Charles Gaines, By the Numbers

The conceptual artist Charles Gaines, best known for his rules-based grid works that he began making in the 1970s, had his imagination shaped by his experiences of difference. Born in Charleston, S.C., in 1944, a full decade before the Supreme Court’s Brown v. Board of Education decision that desegregated public schools in law if not in life, he realized, he says, that “there was a whole cultural and social order based upon differences between white and Black people.” So many of the adults around him seemed to accept Jim Crow segregation as immutable. “At the time, I didn’t know how a whole set of cultural values could expand out of the idea of that difference,” he says. “Even as a kid it seemed arbitrary to me.”

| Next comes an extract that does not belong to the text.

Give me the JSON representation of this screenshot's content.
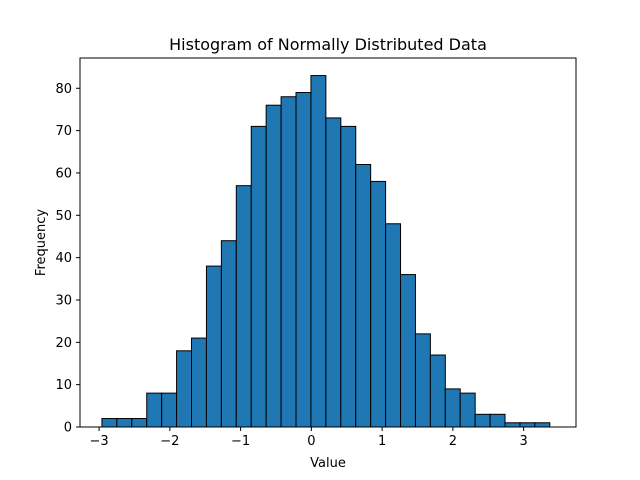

Soon after moving with his parents to Newark, N.J., at age 5, Gaines was recognized by his teachers for his art — but even then in a manner that called attention to difference. “My fourth-grade teacher told my mother she should encourage my art career because if I succeeded, I would be the first Black artist in the history of the world,” he says with a laugh. “I appreciate her sentiment, but it shows the vast gap of knowledge, and why Black people are so mistreated.” Trained in traditional art-making approaches from high school through college at Jersey City State College (now New Jersey City University) and graduate school at the Rochester Institute of Technology, Gaines was inspired by the minimalist and early conceptualists of the 1960s. Their work liberated him to think about art’s possibilities in an audaciously conceptual manner. “Being able to draw and being an artist are two entirely different universes; they’re not really related,” he says. “To be an artist is complicated and varied, depending on the individual and their circumstances.”

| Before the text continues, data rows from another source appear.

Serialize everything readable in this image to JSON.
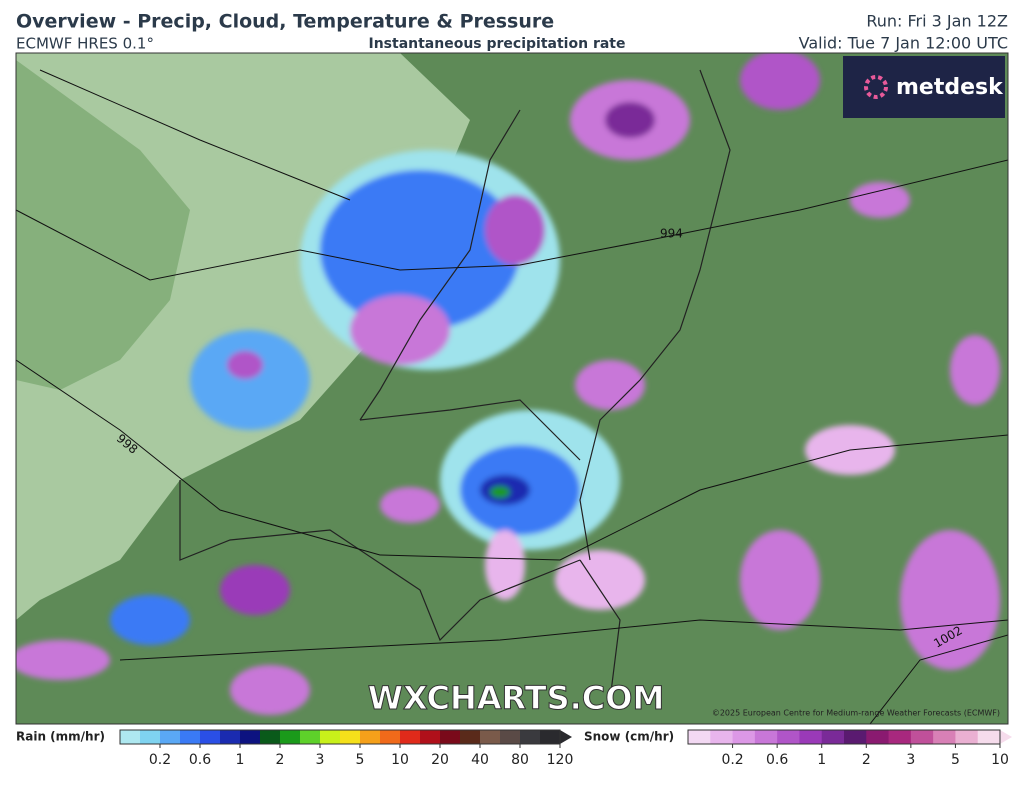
{
  "header": {
    "title": "Overview - Precip, Cloud, Temperature & Pressure",
    "model": "ECMWF HRES 0.1°",
    "layer": "Instantaneous precipitation rate",
    "run": "Run: Fri 3 Jan 12Z",
    "valid": "Valid: Tue 7 Jan 12:00 UTC"
  },
  "map": {
    "logo": "metdesk",
    "watermark": "WXCHARTS.COM",
    "copyright": "©2025 European Centre for Medium-range Weather Forecasts (ECMWF)",
    "isobars": [
      "994",
      "998",
      "1002"
    ]
  },
  "legend": {
    "rain": {
      "label": "Rain (mm/hr)",
      "ticks": [
        "0.2",
        "0.6",
        "1",
        "2",
        "3",
        "5",
        "10",
        "20",
        "40",
        "80",
        "120"
      ],
      "colors": [
        "#aee8f0",
        "#7fd3f0",
        "#5aa8f5",
        "#3a7af5",
        "#2a4fe6",
        "#1a2bb0",
        "#0d1280",
        "#0a5a1a",
        "#1a9a1a",
        "#5ed12a",
        "#c8f01a",
        "#f5e01a",
        "#f5a01a",
        "#f06a1a",
        "#e02a1a",
        "#b0101a",
        "#7a0a1a",
        "#5a2a1a",
        "#7a5a4a",
        "#5a4a46",
        "#3a3a3e",
        "#2a2a2e"
      ]
    },
    "snow": {
      "label": "Snow (cm/hr)",
      "ticks": [
        "0.2",
        "0.6",
        "1",
        "2",
        "3",
        "5",
        "10"
      ],
      "colors": [
        "#f3d9f3",
        "#e8b5ec",
        "#dc98e6",
        "#c877d8",
        "#b055c8",
        "#9a3ab8",
        "#7a2a98",
        "#5a1a70",
        "#8a1a70",
        "#a8287e",
        "#c0509a",
        "#d880b6",
        "#eab0d2",
        "#f6dcec"
      ]
    }
  }
}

Gaines in front of his work “Numbers and Trees: Arizona Series 1, Tree #8, Cave” (2023). Credit…Philip Cheung

Gaines moved from making big abstract paintings in the style favored by his instructors to making process-oriented works following a systematized approach of his own design, in an effort to unmask how politically and ideologically driven concepts like creativity and genius really are. “I wanted to make a type of work whose production is of consequence to the system rather than my imagination,” he says. This creates a selfless art, both in terms of extinguishing most signs of subjectivity and in the sense of its service to a broader community and a broader truth.

An assistant working in the Great Hall area of Gaines’s studio. Credit…Philip Cheung

Nowhere was this more impactful than in 1993 when, along with the artist and writer Catherine Lord, he curated the landmark exhibition of Black art known as “The Theater of Refusal.” As early as 1989, Gaines had conceived of a show that would juxtapose powerful contemporary work by Black Americans with deprecating excerpts by art critics, highlighting the profound mismeasure of these artists’ achievements. By the time Gaines had secured a site for the exhibition at the University of California, Irvine, many of the neglected and disparaged artists featured in the show — Renée Green, Gary Simmons, David Hammons, Adrian Piper and Jean-Michel Basquiat — were now celebrated. This shifted, though certainly didn’t undercut, Gaines’s critique. High visibility and marginality can coexist, he argued. In an introductory essay for “The Theater of Refusal,” Gaines explains the concept of the exhibition was about how “the critical environment surrounding the works of these artists intentionally and unintentionally limits those works, creating a theater of refusal that punishes the work of Black artists by making it immune to history and by immunizing history against it.” Long out of print, the catalog for the exhibition will be republished in an expanded 30th anniversary edition later this fall.